В своё время в советских школах критиковали декабристов за выступление «для народа, но без народа». Примерно такая картина складывалась в цыгановедении. Сейчас я на практике вижу, насколько исследователю легче решать проблемы, если его добровольные помощники организуют встречи со знающими пожилыми людьми, собирают в разных концах страны материалы семейных архивов, фиксируют устную традицию и присылают фотографии. Разумеется, для того, чтобы плодотворно работать, автор должен быть хорошо инкорпорирован в среду. И если говорить о методике, то в первую очередь следует назвать метод включённого наблюдения. Мне в этом отношении повезло. Я имею с кишинёвцами многолетние соседские и дружеские связи. Но разве некоторые мои коллеги не обладают потенциалом для плодотворных исследований по тому же сценарию? Вадим Торопов не первое десятилетие связан с крымскими цыганами. Георгий Цветков имеет множество друзей и родственников в ловарьской среде. Свидетельство этому – выпущенные ими словари. Но почему бы этим замечательным авторам не расширить рамки своей деятельности и не создать труды, которые в потенциале станут кирпичиками для общего здания отечественной цыганской истории?
Чтобы было понятно, что в итоге может получиться, я опишу здесь структуру своей работы о кишинёвцах. Она состоит из нескольких взаимодополняющих частей. Наиболее привычен для нашей научной школы этнографический раздел. В нём зафиксирована обрядность, описана материальная культура: костюм, палатка и т.п.
Разумеется, уделено внимание традиционным социальным институтам (как у прочих цыган, конфликты кишинёвцы разбирают на сходке, именуемой по-молдавски «жюдеката»). Мною составлена также таблица регионального и родового деления кишинёвцев. Подчеркну, что подобное структурирование существует у всех российских этногрупп и оно ждёт своего исследователя.
Не будучи лингвистом, я ввёл, однако, раздел, фиксирующий образцы речи и краткий словарь старинных слов, постепенно выходящих из употребления.

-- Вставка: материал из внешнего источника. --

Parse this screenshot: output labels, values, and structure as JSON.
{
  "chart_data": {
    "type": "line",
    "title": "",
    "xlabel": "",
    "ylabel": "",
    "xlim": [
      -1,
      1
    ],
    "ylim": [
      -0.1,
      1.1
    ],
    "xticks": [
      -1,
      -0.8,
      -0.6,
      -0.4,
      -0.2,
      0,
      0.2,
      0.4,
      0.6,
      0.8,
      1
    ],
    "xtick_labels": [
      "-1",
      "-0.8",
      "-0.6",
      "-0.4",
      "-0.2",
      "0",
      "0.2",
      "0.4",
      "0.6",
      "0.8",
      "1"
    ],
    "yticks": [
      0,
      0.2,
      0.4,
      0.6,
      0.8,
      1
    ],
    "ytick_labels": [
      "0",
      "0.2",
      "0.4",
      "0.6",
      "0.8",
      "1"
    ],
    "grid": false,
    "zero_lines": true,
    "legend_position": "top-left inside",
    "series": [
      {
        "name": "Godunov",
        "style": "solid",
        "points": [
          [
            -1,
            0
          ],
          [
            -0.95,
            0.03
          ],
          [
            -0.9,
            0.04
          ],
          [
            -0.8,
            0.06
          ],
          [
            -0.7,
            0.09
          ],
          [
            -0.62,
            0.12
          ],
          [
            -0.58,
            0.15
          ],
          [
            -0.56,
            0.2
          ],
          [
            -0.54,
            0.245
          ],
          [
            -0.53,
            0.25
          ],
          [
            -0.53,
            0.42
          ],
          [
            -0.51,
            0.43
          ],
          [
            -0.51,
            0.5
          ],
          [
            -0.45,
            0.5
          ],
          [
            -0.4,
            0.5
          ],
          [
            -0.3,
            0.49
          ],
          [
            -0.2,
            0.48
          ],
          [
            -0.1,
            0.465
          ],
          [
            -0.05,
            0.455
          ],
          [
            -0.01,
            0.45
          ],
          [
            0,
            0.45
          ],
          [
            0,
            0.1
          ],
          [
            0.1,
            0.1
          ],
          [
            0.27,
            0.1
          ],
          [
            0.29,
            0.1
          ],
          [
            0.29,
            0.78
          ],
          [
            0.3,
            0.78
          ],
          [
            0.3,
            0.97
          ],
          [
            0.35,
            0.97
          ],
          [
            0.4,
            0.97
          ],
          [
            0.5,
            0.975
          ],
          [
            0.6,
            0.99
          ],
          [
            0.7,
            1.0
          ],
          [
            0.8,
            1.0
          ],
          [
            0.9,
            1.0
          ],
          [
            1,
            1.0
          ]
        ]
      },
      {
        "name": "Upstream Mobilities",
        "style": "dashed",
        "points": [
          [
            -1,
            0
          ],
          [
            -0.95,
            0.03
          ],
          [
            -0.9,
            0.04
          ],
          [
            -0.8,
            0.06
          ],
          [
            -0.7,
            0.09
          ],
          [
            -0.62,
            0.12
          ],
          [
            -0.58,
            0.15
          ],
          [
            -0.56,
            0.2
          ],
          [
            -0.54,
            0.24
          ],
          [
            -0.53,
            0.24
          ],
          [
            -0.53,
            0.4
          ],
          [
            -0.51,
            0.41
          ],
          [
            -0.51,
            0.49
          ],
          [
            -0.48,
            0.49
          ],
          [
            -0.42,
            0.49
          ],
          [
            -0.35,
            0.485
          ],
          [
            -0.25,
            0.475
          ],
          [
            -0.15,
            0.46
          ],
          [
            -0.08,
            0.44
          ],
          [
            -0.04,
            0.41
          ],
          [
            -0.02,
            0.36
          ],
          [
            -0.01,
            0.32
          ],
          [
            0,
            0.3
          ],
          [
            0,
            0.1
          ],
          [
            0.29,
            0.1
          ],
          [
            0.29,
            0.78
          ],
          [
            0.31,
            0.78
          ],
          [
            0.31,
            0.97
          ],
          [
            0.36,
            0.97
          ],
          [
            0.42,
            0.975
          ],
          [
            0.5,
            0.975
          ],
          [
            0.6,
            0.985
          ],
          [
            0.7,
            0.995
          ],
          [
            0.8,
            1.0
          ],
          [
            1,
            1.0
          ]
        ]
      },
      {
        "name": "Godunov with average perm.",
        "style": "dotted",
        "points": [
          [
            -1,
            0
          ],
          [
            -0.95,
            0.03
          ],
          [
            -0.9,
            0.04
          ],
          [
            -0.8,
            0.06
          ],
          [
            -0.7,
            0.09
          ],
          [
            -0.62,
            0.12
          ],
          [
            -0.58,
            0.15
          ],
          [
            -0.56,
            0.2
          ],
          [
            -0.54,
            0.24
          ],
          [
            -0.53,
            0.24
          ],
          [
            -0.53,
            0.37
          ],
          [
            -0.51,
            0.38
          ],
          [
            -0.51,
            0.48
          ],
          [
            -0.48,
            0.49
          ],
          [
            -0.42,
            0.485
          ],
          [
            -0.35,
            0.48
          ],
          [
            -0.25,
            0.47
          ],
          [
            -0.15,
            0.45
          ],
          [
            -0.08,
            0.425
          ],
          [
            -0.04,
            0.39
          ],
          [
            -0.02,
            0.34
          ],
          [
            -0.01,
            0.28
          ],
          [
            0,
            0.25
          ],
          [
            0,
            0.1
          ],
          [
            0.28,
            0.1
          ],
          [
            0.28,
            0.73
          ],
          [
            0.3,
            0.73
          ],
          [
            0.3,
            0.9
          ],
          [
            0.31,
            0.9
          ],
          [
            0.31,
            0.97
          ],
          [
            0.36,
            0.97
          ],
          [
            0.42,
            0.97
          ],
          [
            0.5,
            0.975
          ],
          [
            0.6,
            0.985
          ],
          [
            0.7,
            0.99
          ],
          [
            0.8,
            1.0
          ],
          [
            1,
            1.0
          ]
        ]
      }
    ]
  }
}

Это тот минимум, который способен дать даже автор, не владеющий диалектом. В будущем, ценность подобных материалов значительно возрастёт (достаточно упомянуть любительские записи диалектов групп дом и боша начала ХХ века).
Следующий раздел моей монографии посвящён генезису кишинёвцев и их ранней истории. Здесь использована имеющаяся литература. В моём случае она немногочисленна, однако авторы, которые изберут объектом своего интереса котляров, ловарей или влахов, смогут опираться на большой корпус документов, начиная с официальных государственных бумаг и кончая газетными публикациями.
Думаю, нет смысла пересказывать основные вехи кишинёвской истории. Упомяну лишь, что это группа молдавского происхождения, которая после отмены крепостного права перенесла своё кочевье на территорию Украины, а затем и России. Особенностью развития данной этногруппы является троекратная смена профессиональной ориентации. Будучи изначально ремесленниками, кишинёвцы переключились далее на криминальные заработки, а после указа 1956 года занялись бизнесом.
Возникает резонный вопрос: в какой мере можно полагаться на устную традицию – ведь зачастую можно услышать мнение, что цыгане не знают историю своей семьи дальше деда. Я не готов распространять свой опыт на другие этногруппы, но в случае с кишинёвцами удалось довести генеалогии нескольких родов до начала XIX века. Я рекомендую своим коллегам использовать для фиксации генеалогии «Методику этнологических и антропологических исследований» Г.М.Афанасьева и Ю.Б.Симченко, опубликованную в 1992 году под эгидой Института этнологии и антропологии, а также Координационно-методологического центра прикладной этнографии.